South Cinder Peak

September 5, 2007

Great adventure! Hike began at the Cabot Lake Trailhead on the east side of the Mt. Jefferson Wilderness. The first, nearly two mile segment, went through an area of a major fire about five years ago. Vegetation is limited to fireweed, low shrubs of various kinds and lots of blacked, dead, trees. The Ponderosas are just beginning their comeback with the typical plant no more than a foot in height. Terrain in this section is relatively flat. We did not stop at Cabot Lake, which is just out of sight off the trail. The second, 2.8 mile, section of the trail then climbs steeply in a series of well constructed switchbacks before climbing more gradually on to Carl Lake. Forest is primarily hemlock with some true fir and spruce, the ponderosa having been left behind at Cabot. Carl is a truly beautiful Alpine lake, heavily forested except for steep cliffs on one side. The next 1.5 mile section proceeds pass Shirley Lake, also a beautiful alpine lake, but much smaller than Carl. The trail continues steeply up to the PCT, climbing along the side of a spectacular canyon. The trail to the Peak proceeds South on the PCT for less than a ¼ of a mile before turning West to the base of the Peak on an unmarked trail. A climb of the Peak appears formidable from the base, with a pitch of 15% or more. But it took only 15–20 minutes on a well defined trail. The view from the top made the climb more than worthwhile. A shifting, broken, cloud cover restricted the view to some extent. But Jeff. is close and presents a stunning view. We also had good views of such peaks as Jack and Washington; as well as the smoke from the Mt. Washington Wilderness fire.

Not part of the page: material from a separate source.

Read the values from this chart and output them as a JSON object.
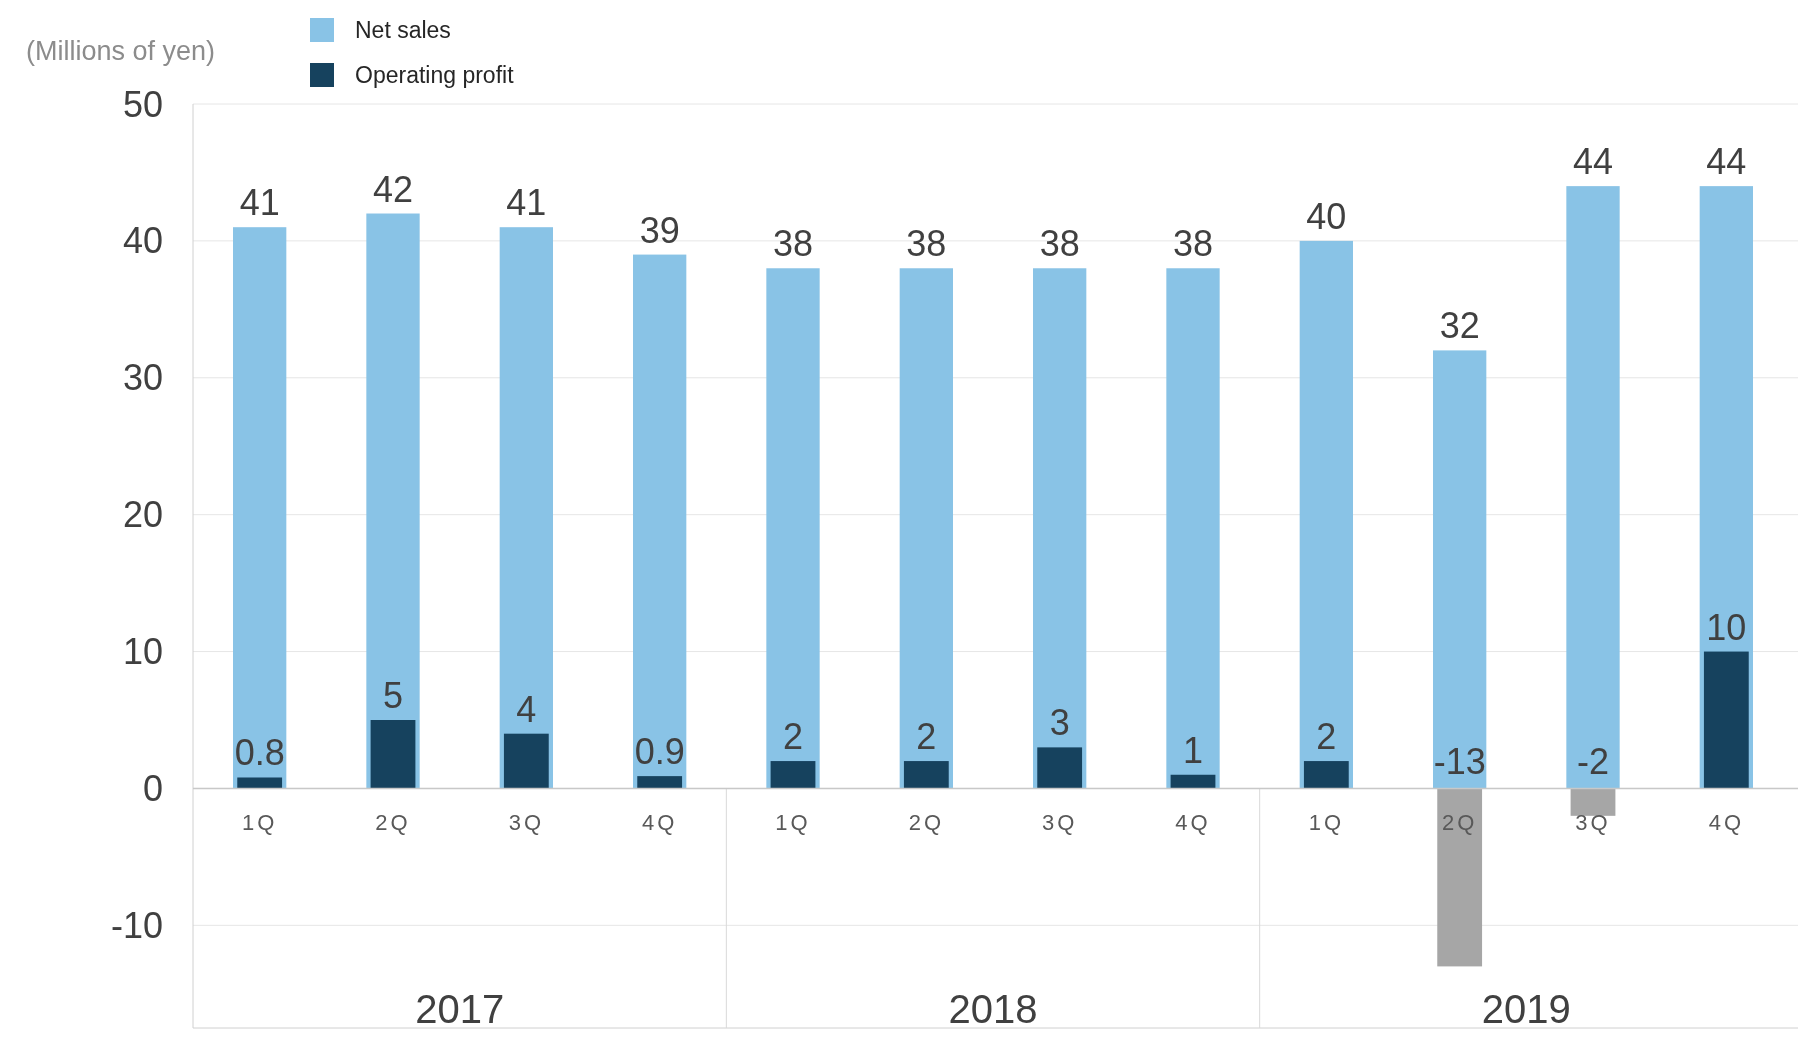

After we scrambled down off the Peak, our real adventure started. We decided to take the loop back to Carl Lake which Sullivan describes in his hiking book. However, after hiking north on the PCT for close to two miles, we couldn’t find the junction. We couldn’t hike cross country (even though we could see the Lake) because of the cliffs overlooking the Lake. So we retraced our steps to the original junction. This meant adding two hours and approximately four additional miles to the hike. So, we arrived back at the trailhead just before dark (about 8 p.m.) with everyone seeming in good health and spirits, although not necessarily looking forward to a two hour drive home. Intrepid adventurers, all Obsidians, were LaRee Beckley, Brad Bennett (new), Dan Christensen, Dick Hildreth and Elle Weaver.